Shame on the fathers and mothers who are making life impossible for our young people. I can totally understand why five hundred (500) years, or even two hundred (200) years ago, we would be forced to get into ships to sail to the Americas but today if anybody brought that same ship people will voluntarily fill it en mass and say, “Take me to the Americas, take me to the Caribbean, take me to Europe, take me to wherever. l want to work for whoever, for whatever; just to get out of here.”
I remember being in a conference last year at Cape Town, South Africa when someone did an incredible presentation on what Ghanaians and other Sub-Saharans go through in wanting to reach Europe by all means, literally.
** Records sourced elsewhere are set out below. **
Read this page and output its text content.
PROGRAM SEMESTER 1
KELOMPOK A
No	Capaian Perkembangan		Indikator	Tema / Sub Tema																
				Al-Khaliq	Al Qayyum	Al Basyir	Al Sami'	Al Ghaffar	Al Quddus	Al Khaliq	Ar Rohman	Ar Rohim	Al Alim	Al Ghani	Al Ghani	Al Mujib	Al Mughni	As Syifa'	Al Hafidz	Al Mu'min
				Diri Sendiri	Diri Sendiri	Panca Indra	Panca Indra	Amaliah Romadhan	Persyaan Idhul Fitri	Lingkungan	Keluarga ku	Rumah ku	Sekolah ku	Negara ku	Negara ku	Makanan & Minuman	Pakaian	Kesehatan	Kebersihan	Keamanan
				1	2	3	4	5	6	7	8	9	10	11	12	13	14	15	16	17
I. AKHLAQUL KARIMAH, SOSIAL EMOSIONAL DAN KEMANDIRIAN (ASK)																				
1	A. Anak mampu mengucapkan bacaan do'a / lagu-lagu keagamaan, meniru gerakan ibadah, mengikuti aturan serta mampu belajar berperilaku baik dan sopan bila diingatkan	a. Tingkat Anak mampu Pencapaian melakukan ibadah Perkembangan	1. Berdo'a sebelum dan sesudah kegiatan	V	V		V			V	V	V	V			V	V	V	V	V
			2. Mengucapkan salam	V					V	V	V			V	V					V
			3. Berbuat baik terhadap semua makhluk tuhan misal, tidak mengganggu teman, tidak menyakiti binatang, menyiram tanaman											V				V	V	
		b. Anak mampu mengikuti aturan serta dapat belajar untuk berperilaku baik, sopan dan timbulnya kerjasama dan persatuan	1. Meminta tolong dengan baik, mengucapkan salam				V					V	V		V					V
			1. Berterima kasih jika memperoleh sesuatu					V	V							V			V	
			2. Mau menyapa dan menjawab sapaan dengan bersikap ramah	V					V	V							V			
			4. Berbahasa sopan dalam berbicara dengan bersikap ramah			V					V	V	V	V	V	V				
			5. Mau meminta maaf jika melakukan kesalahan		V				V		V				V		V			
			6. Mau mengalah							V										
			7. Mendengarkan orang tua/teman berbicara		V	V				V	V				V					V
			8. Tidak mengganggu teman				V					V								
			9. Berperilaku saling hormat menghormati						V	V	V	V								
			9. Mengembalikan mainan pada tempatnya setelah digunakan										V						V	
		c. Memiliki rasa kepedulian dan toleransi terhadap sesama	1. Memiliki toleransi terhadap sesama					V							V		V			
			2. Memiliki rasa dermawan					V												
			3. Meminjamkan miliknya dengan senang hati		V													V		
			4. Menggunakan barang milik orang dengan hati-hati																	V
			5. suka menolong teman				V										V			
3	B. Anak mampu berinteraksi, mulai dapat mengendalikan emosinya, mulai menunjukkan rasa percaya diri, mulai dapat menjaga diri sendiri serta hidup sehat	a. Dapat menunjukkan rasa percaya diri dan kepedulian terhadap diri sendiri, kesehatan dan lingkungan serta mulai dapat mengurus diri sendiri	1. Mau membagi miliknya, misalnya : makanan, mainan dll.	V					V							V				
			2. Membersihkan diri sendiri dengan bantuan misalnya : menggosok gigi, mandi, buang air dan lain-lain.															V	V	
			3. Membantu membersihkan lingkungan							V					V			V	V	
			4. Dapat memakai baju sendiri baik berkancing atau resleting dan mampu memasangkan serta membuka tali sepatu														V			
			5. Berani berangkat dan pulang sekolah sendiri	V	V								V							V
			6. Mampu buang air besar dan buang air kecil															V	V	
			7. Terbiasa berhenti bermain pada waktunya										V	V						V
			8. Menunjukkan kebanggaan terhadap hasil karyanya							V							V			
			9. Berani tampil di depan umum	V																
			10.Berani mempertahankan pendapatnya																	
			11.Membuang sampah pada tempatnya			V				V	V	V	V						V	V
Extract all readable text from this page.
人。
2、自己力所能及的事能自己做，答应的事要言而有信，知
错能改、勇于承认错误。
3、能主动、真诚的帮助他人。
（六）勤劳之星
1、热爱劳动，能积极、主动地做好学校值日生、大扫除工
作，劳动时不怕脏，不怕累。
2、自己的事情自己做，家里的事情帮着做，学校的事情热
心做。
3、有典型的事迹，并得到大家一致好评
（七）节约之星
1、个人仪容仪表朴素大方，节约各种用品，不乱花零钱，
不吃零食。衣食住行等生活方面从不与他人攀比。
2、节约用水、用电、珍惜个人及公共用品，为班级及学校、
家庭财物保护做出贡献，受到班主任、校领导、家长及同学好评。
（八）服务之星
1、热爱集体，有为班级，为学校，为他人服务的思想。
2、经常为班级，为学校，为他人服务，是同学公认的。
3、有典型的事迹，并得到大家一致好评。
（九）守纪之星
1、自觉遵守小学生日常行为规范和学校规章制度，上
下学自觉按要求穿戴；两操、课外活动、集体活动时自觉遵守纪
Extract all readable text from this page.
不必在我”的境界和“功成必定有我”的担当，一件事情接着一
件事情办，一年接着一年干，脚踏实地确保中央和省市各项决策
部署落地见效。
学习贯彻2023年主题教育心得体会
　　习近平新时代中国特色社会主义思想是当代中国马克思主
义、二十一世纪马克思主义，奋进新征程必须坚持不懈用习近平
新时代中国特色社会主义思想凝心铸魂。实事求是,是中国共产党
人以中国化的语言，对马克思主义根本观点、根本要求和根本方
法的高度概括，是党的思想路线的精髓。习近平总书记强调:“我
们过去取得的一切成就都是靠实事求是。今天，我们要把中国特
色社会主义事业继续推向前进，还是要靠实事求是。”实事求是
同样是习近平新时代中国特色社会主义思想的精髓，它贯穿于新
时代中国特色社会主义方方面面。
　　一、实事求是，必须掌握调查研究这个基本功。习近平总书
It was revealing how a revived craze is trying to go around the Senegambia coast to the Canary Islands, an Atlantic maritime route largely considered “the most dangerous sea passage for Africans trying to reach Europe.” Regarding the Sahara route, one of the funny but sad question was: “How many Africans can fit into the bucket of a Toyota Hilux pickup truck?” They say, “One more!” One more!! They keep filling and filling and filling these truck buckets with human beings and carry very little fuel and food supplies so they can travel light and transport more people. Whenever there is a breakdown or some delay, people die like flies. The dream becomes a nightmare. O WHY?
THE GOOD
On the other hand, what good can there be in all of this, legitimate and illegitimate attempts at migration alike? Why is there some excitement in my heart? There is titillation because God is a global God and he calls people whenever He wants wherever He wants them to accomplish His eternal purposes. Yes!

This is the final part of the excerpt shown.